Les deux pilotes de l'écurie Mercedes-AMG, championne du monde en titre, vont s'affronter dimanche soir dans le désert près de Manama, lors d'un Grand Prix de Bahreïn qui aura lieu, comme d'habitude depuis 2012, dans un contexte politique troublé, évoqué en détail jeudi par un nouveau rapport d'Amnistie Internationale.

Entre Lewis Hamilton, le champion du monde en titre, qui a gagné en Australie et en Chine, et Nico Rosberg, le vice-champion du monde, qui s'accommode de moins en moins du statut très officieux de pilote N.2, la rivalité est repartie de plus belle à Shanghai. Et même si Toto Wolff, leur directeur d'équipe, a ensuite calmé le jeu, la douce euphorie des deux titres mondiaux de 2014 est retombée.

Mercedes envisage même d'avoir recours à des consignes de course, en cours de saison, si la concurrence de Ferrari devient vraiment dangereuse et si la situation se gâte trop entre les pilotes de ses Flèches d'Argent. Car les premiers GP de la saison ont montré que Ferrari est en plein renouveau, avec une monoplace très efficace et un moteur qui a fait de gros progrès cet hiver.

Sebastian Vettel, victorieux en Malaisie, a déjà les moyens de ses nouvelles ambitions. Et Kimi Räikkönen, le jeune papa, sera content de participer à la fête, d'une manière ou d'une autre. On peut donc s'attendre à ce que l'union sacrée, autour du nouveau chef charismatique de la Scuderia, Maurizio Arrivabene, gâche quelques fins de semaine chez Mercedes-AMG.

Le quadruple champion du monde vient d'enchaîner trois podiums en trois courses et pointe à la 2e place du championnat, devant Rosberg. Il est persuadé que les progrès de son écurie vont continuer: «C'est seulement la troisième course de la saison et l'étape que nous avons franchie est assez impressionnante», disait Vettel dimanche soir à Shanghai.

Pendant les trois jours de battement entre la Chine et Bahreïn, la presse britannique s'est un peu ennuyée, alors les détracteurs d'Hamilton ont sauté sur l'occasion d'une photo de podium, sur laquelle l'Anglais aspergeait de champagne une charmante hôtesse, pour le traiter de tous les noms sur les réseaux sociaux, en lui reprochant un comportement sexiste, peu galant, entre autres vacheries.

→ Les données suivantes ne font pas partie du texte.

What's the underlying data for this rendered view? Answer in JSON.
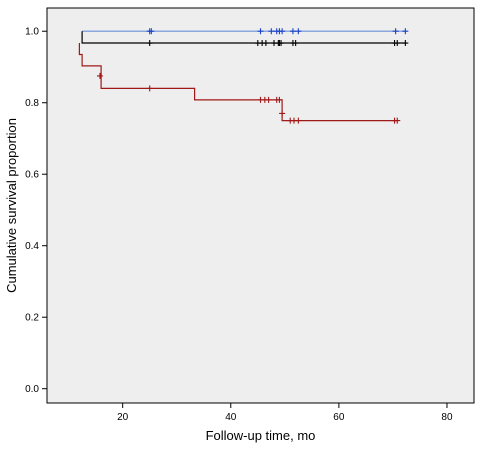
{
  "chart_data": {
    "type": "line",
    "subtype": "kaplan-meier",
    "title": "",
    "xlabel": "Follow-up time, mo",
    "ylabel": "Cumulative survival proportion",
    "xlim": [
      6,
      85
    ],
    "ylim": [
      -0.04,
      1.065
    ],
    "x_ticks": [
      20,
      40,
      60,
      80
    ],
    "x_tick_labels": [
      "20",
      "40",
      "60",
      "80"
    ],
    "y_ticks": [
      0.0,
      0.2,
      0.4,
      0.6,
      0.8,
      1.0
    ],
    "y_tick_labels": [
      "0.0",
      "0.2",
      "0.4",
      "0.6",
      "0.8",
      "1.0"
    ],
    "grid": false,
    "legend": "none",
    "colors": {
      "plot_background": "#eeeeee",
      "axis": "#000000"
    },
    "series": [
      {
        "color": "#6a8fd8",
        "censor_color": "#1a44c8",
        "steps": [
          [
            12.5,
            1.0
          ],
          [
            72.5,
            1.0
          ]
        ],
        "censored": [
          [
            25,
            1.0
          ],
          [
            25.3,
            1.0
          ],
          [
            45.5,
            1.0
          ],
          [
            47.5,
            1.0
          ],
          [
            48.5,
            1.0
          ],
          [
            49.0,
            1.0
          ],
          [
            49.5,
            1.0
          ],
          [
            51.5,
            1.0
          ],
          [
            52.5,
            1.0
          ],
          [
            70.5,
            1.0
          ],
          [
            72.3,
            1.0
          ]
        ]
      },
      {
        "color": "#000000",
        "censor_color": "#000000",
        "steps": [
          [
            12.5,
            1.0
          ],
          [
            12.5,
            0.967
          ],
          [
            72.5,
            0.967
          ]
        ],
        "censored": [
          [
            25,
            0.967
          ],
          [
            45,
            0.967
          ],
          [
            45.8,
            0.967
          ],
          [
            46.5,
            0.967
          ],
          [
            48,
            0.967
          ],
          [
            48.8,
            0.967
          ],
          [
            49.0,
            0.967
          ],
          [
            49.3,
            0.967
          ],
          [
            51.5,
            0.967
          ],
          [
            52,
            0.967
          ],
          [
            70.3,
            0.967
          ],
          [
            70.8,
            0.967
          ],
          [
            72.3,
            0.967
          ]
        ]
      },
      {
        "color": "#a01818",
        "censor_color": "#a01818",
        "steps": [
          [
            12.0,
            0.967
          ],
          [
            12.0,
            0.935
          ],
          [
            12.5,
            0.935
          ],
          [
            12.5,
            0.903
          ],
          [
            16.0,
            0.903
          ],
          [
            16.0,
            0.84
          ],
          [
            33.3,
            0.84
          ],
          [
            33.3,
            0.808
          ],
          [
            49.5,
            0.808
          ],
          [
            49.5,
            0.75
          ],
          [
            71.0,
            0.75
          ]
        ],
        "censored": [
          [
            15.8,
            0.875
          ],
          [
            25,
            0.84
          ],
          [
            45.5,
            0.808
          ],
          [
            46.3,
            0.808
          ],
          [
            47.0,
            0.808
          ],
          [
            48.5,
            0.808
          ],
          [
            49.0,
            0.808
          ],
          [
            49.5,
            0.77
          ],
          [
            51.0,
            0.75
          ],
          [
            51.7,
            0.75
          ],
          [
            52.5,
            0.75
          ],
          [
            70.3,
            0.75
          ],
          [
            70.8,
            0.75
          ]
        ]
      }
    ]
  }
}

Nouveau rapport d'Amnistie

Heureusement pour Hamilton, il y a des choses bien plus graves dans le monde, notamment dans le Golfe persique. Le GP de Bahreïn existe depuis 2004, mais il avait été annulé en 2011, au tout début de la contestation chiite contre le régime sunnite de la famille Al-Khalifa. De 2012 à 2014, la course a finalement eu lieu, servant de haut-parleur mondial aux revendications de l'opposition.

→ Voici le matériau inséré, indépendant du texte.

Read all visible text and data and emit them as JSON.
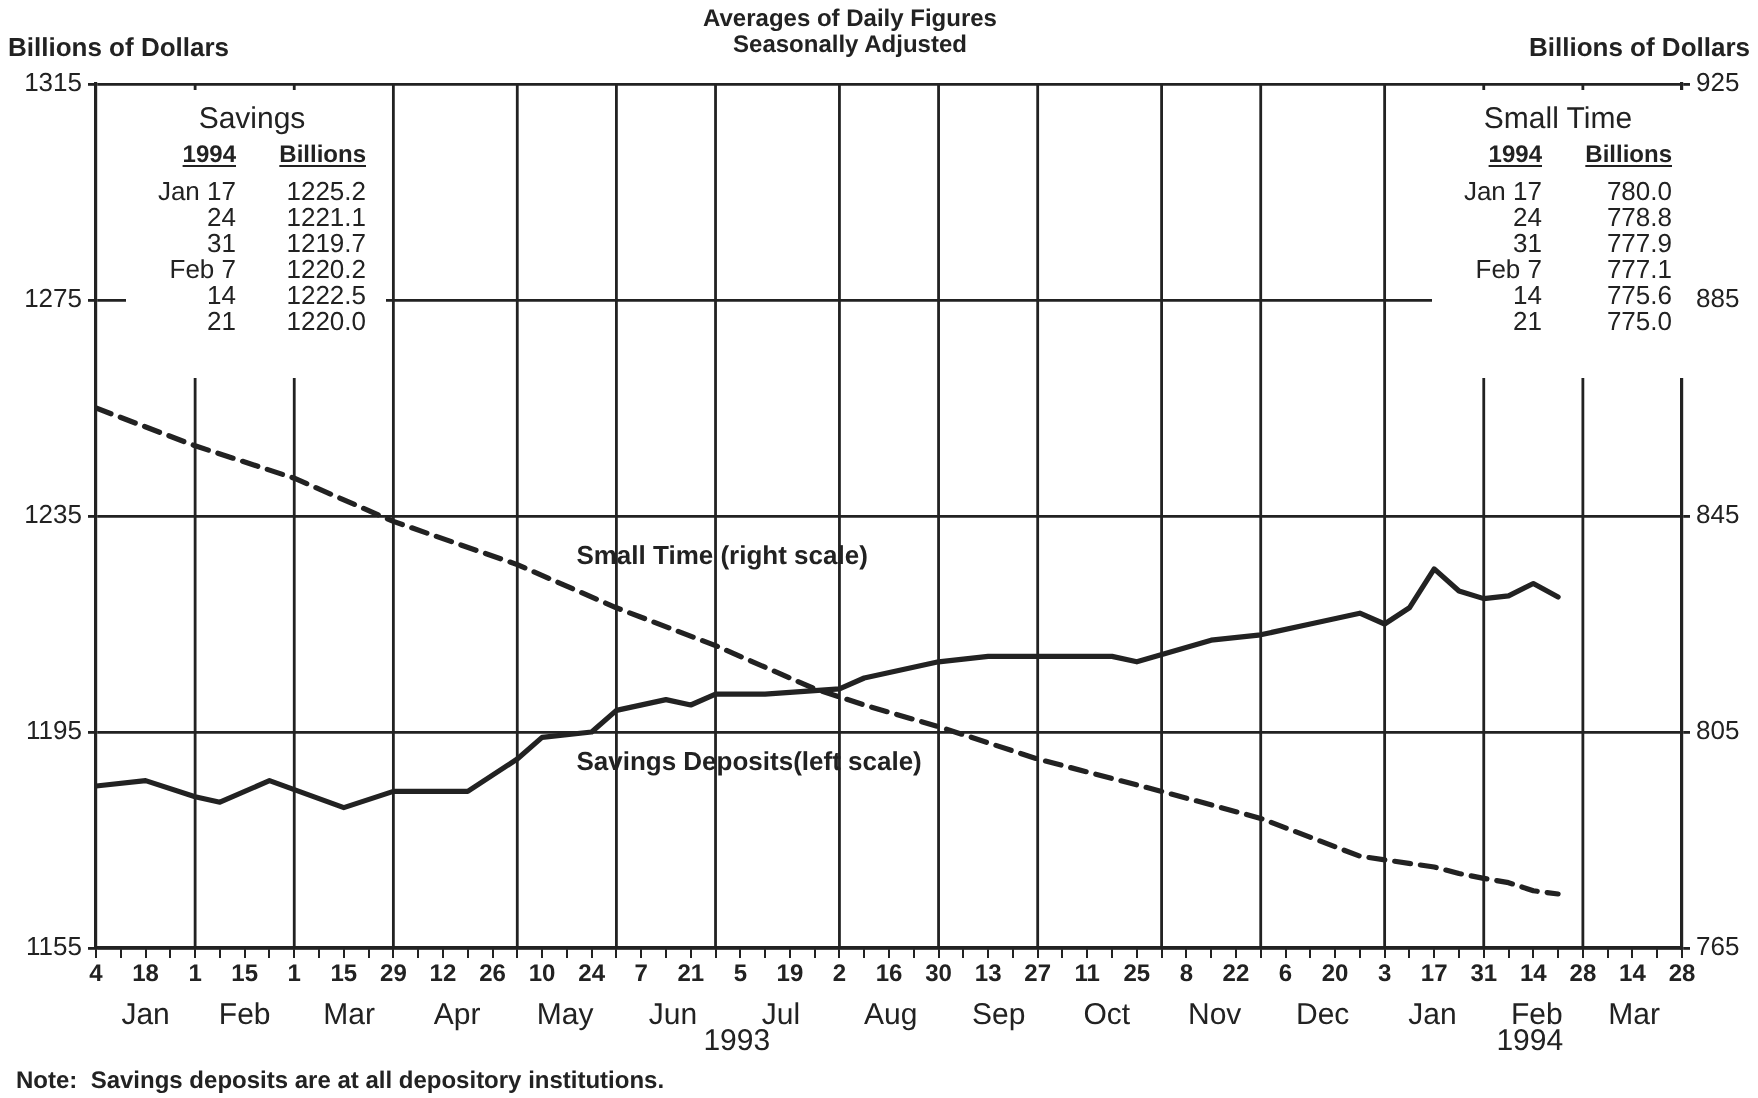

Cette édition 2015 ne va pas faire exception à la règle, d'autant que samedi dernier les autorités bahreïnies ont prolongé de 15 jours la détention d'un défenseur des droits de l'Homme, Nabil Rajab, qui est de confession chiite.

Arrêté le 2 avril pour propagation de «fausses nouvelles», selon des militants locaux, M. Rajab est accusé de «propagation de rumeurs tendancieuses» par le parquet de Manama. Il a notamment évoqué, sur Twitter, la participation de Bahreïn à la coalition arabe qui combat les rebelles chiites au Yémen.

Jeudi, un nouveau rapport d'Amnesty International a été publié sur la situation dans le Royaume, comme chaque année à la même époque.

«Les yeux du monde vont regarder Bahreïn pendant le Grand Prix, mais peu de gens vont réaliser que l'image internationale que les autorités ont essayé de projeter, celle d'un État progressiste et réformiste, défendant les Droits de l'Homme, masque une vérité bien plus sinistre», selon l'ONG.

«Quatre ans après le soulèvement (de 2011), la répression est partout et les abus des forces de sécurité continuent. Les autorités de Bahreïn doivent prouver que leurs promesses de réforme sont plus qu'une rhétorique vide», écrit Said Boumedouha, le Directeur d'Amnesty International pour le Moyen-Orient et l'Afrique du Nord.